But Andrew Wibberley, director at Alea Risk, said the industry had to be careful about using this 'Vitality-style' tracking of consumers when it came to mental health.
He said: "The last thing you want is for someone to go through a bad phase and end up with an increased premium, but I suppose there could be a way around that.
"But realistically, if you’re adding value-added services to your current consumer policies and it’s not affecting the way you underwrite, then I would question how much value those services are actually adding."
Alan Lakey, director of Highclere Financial, agreed and said moving to a world where clinically trained people managed risk would be "sensible".
Peter Chadborn, director at Plan Money who was also at the conference, said: "I don’t think the adviser should be asking the questions.
"Our skill set is getting to know our client, being empathic and using objective settings and research to give recommendations — it should stop there.

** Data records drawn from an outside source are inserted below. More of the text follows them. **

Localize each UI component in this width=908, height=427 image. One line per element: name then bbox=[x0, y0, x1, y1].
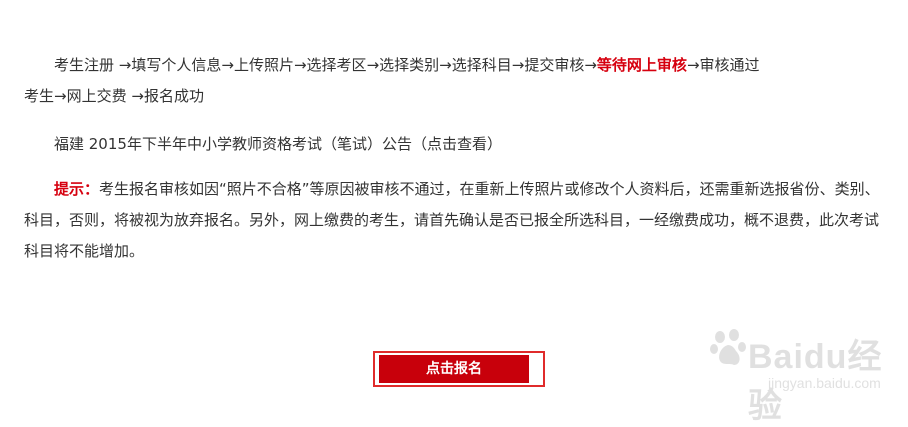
notice-paragraph: 提示：考生报名审核如因“照片不合格”等原因被审核不通过，在重新上传照片或修改个人… bbox=[24, 174, 886, 267]
notice-label: 提示： bbox=[54, 180, 100, 198]
baidu-watermark: Baidu经验 jingyan.baidu.com bbox=[708, 321, 888, 425]
paw-icon bbox=[710, 329, 746, 365]
register-button-frame: 点击报名 bbox=[373, 351, 545, 387]
step-6: 选择科目→ bbox=[451, 56, 525, 74]
announcement-link[interactable]: 福建 2015年下半年中小学教师资格考试（笔试）公告（点击查看） bbox=[54, 135, 502, 153]
step-11: 网上交费 → bbox=[66, 87, 144, 105]
step-5: 选择类别→ bbox=[379, 56, 452, 74]
step-10: 考生→ bbox=[24, 87, 67, 105]
watermark-url: jingyan.baidu.com bbox=[768, 375, 881, 391]
step-4: 选择考区→ bbox=[306, 56, 380, 74]
step-1: 考生注册 → bbox=[54, 56, 132, 74]
registration-steps: 考生注册 →填写个人信息→上传照片→选择考区→选择类别→选择科目→提交审核→等待… bbox=[24, 50, 886, 112]
step-2: 填写个人信息→ bbox=[131, 56, 234, 74]
step-9: 审核通过 bbox=[699, 56, 760, 74]
notice-text: 考生报名审核如因“照片不合格”等原因被审核不通过，在重新上传照片或修改个人资料后… bbox=[24, 180, 880, 260]
step-12: 报名成功 bbox=[143, 87, 204, 105]
step-7: 提交审核→ bbox=[524, 56, 597, 74]
announcement: 福建 2015年下半年中小学教师资格考试（笔试）公告（点击查看） bbox=[24, 129, 886, 160]
register-button[interactable]: 点击报名 bbox=[379, 355, 529, 383]
step-8-current: 等待网上审核→ bbox=[596, 56, 700, 74]
step-3: 上传照片→ bbox=[233, 56, 307, 74]
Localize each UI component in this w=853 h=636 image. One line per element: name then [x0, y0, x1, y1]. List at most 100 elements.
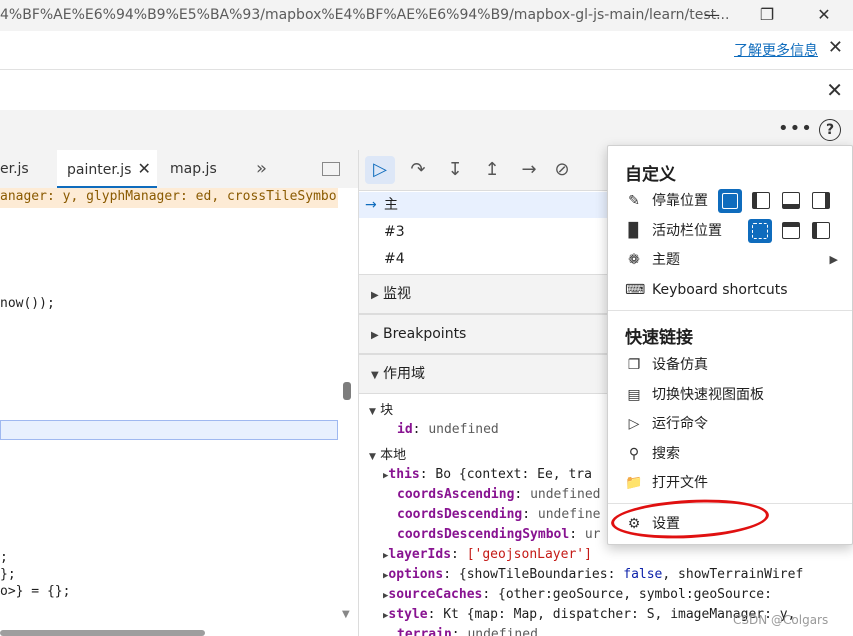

"For example, I know very little about mental health and if someone started explaining their situation, I would not know what questions to ask or even understand the answer."
Mr Chadborn added that it would be nice to see a world where consumer interaction with value added services could help lower premiums but said it came with difficulties.
He said: "For instance, it’s not a renewable policy where prices vary year-on-year, it’s a ‘you take this for so many years for this amount of cover’ product. But it would be a good move and good step for the industry."